Thursday, 10 September 2015

Body Image

Hey all,

I wanted to cut straight to being personal for my first post as that's the sort of Blog that I am intending on running, one that's honest and in a sense relatable for whoever may stumble across this page.

As an 18 year old female I think it's fair to say that I have had my fair share of nights sobbing into my pillow because I feel "fat", "ugly" and quite simply "just not good enough". I am in no way saying that only females that are 18 year old have body image issues, frankly I believe that every human being at some god forbidden point in their life will struggle with body image issues whether it be a few weeks, months, hell even whole life.

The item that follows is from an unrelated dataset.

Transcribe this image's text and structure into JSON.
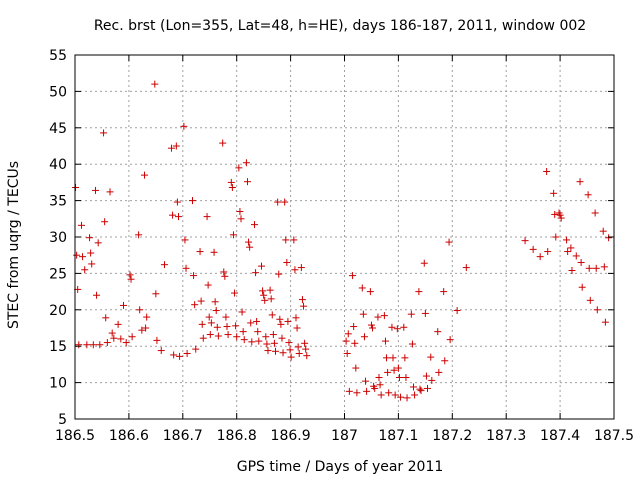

I cannot even remember when my struggle with body image began, I mean from what I can remember it was some point during primary school. I just remember always looking at my friends and admiring how much slimmer than me they were, how they didn't have thicker eyebrows or arm hair and how their hair was so much more slicker and tamed compared to my Brunette frizz ball.
In high school I learnt how to use wax and tweezers to shape my eyebrows and remove any unwanted facial hair (lets be honest ladies, we all have upper lip hair and ghastly peach fuzz), I continued to get bullied about my weight and my arm hair however.
My weight was the biggest problem, it has always been the weak spot for me, to this day it still is.

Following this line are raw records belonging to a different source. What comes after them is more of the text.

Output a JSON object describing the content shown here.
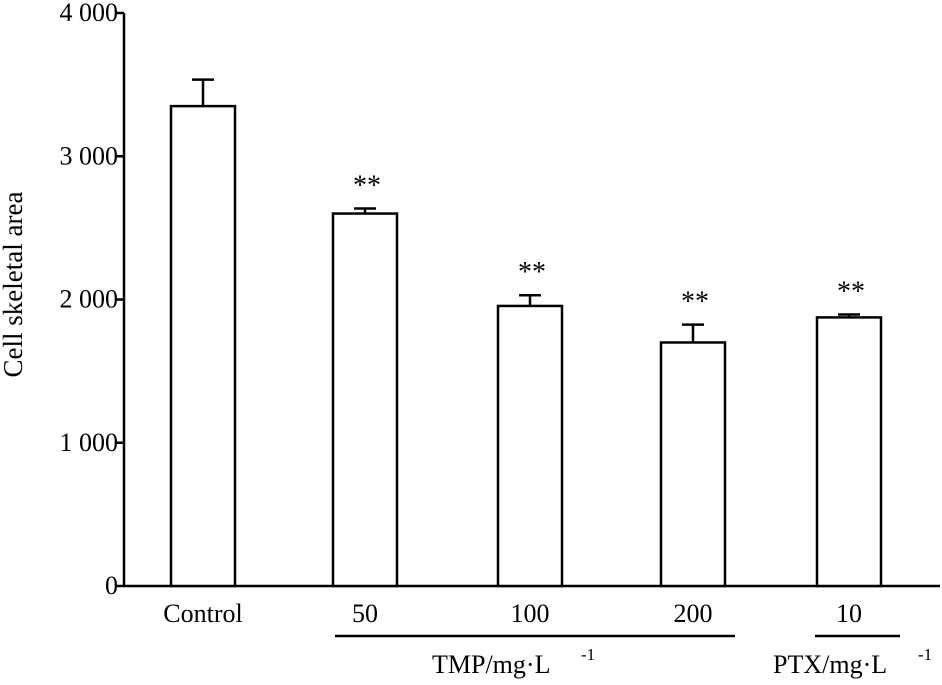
{
  "chart_data": {
    "type": "bar",
    "title": "",
    "ylabel": "Cell skeletal area",
    "ylim": [
      0,
      4000
    ],
    "yticks": [
      {
        "value": 0,
        "label": "0"
      },
      {
        "value": 1000,
        "label": "1 000"
      },
      {
        "value": 2000,
        "label": "2 000"
      },
      {
        "value": 3000,
        "label": "3 000"
      },
      {
        "value": 4000,
        "label": "4 000"
      }
    ],
    "categories": [
      "Control",
      "50",
      "100",
      "200",
      "10"
    ],
    "values": [
      3350,
      2600,
      1955,
      1700,
      1875
    ],
    "errors": [
      185,
      35,
      75,
      125,
      20
    ],
    "significance": [
      "",
      "**",
      "**",
      "**",
      "**"
    ],
    "groups": [
      {
        "label": "TMP/mg·L",
        "superscript": "-1",
        "categories": [
          "50",
          "100",
          "200"
        ]
      },
      {
        "label": "PTX/mg·L",
        "superscript": "-1",
        "categories": [
          "10"
        ]
      }
    ],
    "grid": false,
    "colors": {
      "bar_fill": "#ffffff",
      "stroke": "#000000"
    }
  }
}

I can remember a time when I thought the answer to losing weight was throwing up the food I stuffed myself with.
It wasn't and it never is. I never did make myself physically feel sick as I was always too scared to feel the ache at the back of my throat but the thoughts were never any better than the action.
I have tried diets, I have secretly not eaten for as long as I possibly could manage but I have also secretly binged on as much food as I could gather.

At the age of 18 and having just finished College I can proudly say that I am at my best place regarding body image. I wouldn't say I love myself in the slightest yet and I am in no way saying this for compliments or attention or anything, self love is something I know will take a lot of time to form but it is a journey that I am beginning with bright eyes.

Over the past year I have managed to lose some weight however I am not 100% sure how, possibly because of puberty, possibly because of the stages I go through where I will just not fancy anything to eat so will just have a sandwich and call it a day. That's something that people have had a bit of struggle understanding and people have feared I have been starving myself however I haven't. 15 year old me may have but I have learnt from that, it is never the answer, eating disorders whether they be anorexia, bulimia or binge eating disorder are all life threatening/harming psychological disorders and if you fear that you or someone who you know may have one speak to an adult be it a teacher or a parent about it because there is help and you will get better.

If you can relate to anything that I have said previously just know that things always have a bright side, where I once thought my eyebrows were "manly" I now find myself being quite fond of how naturally dark and thick they are and how they nicely contrast with my skin tone and my eye colour. I am still a bigger girl with a tummy and stretch marks that I know I won't ever be a fan of I also have hips like Shakira, just joking, but I do have bigger hips and a noticeably smaller waist that I like highlighting and accentuating with a waist belt, see things do have a plus side.

My lifestyle isn't the greatest, I don't smoke or religiously drink alcohol but I still don't exercise as much as I should. However I do notice myself enjoying walking with my earphones in or with a friend so I make sure I do that when possible as it is a good way to get my muscles going. I also have changed the way I eat. I don't really snack any more and when I do so it is on fruit or vegetables. If I find myself hungry instead of quickly grabbing a chocolate bar and a packet of crisps I take the time to make a salad or some other alternative and I feel myself feeling quite good afterwards and it is a rewarding feeling.

I am not an expert in any way shape or form, I have no intentions on glorifying eating disorders or bullying as they are both horrible and can both damage you and those around you. If you suffer from either of these as mentioned previously please seek help because you are a beautiful person who deserves to be unconditionally happy.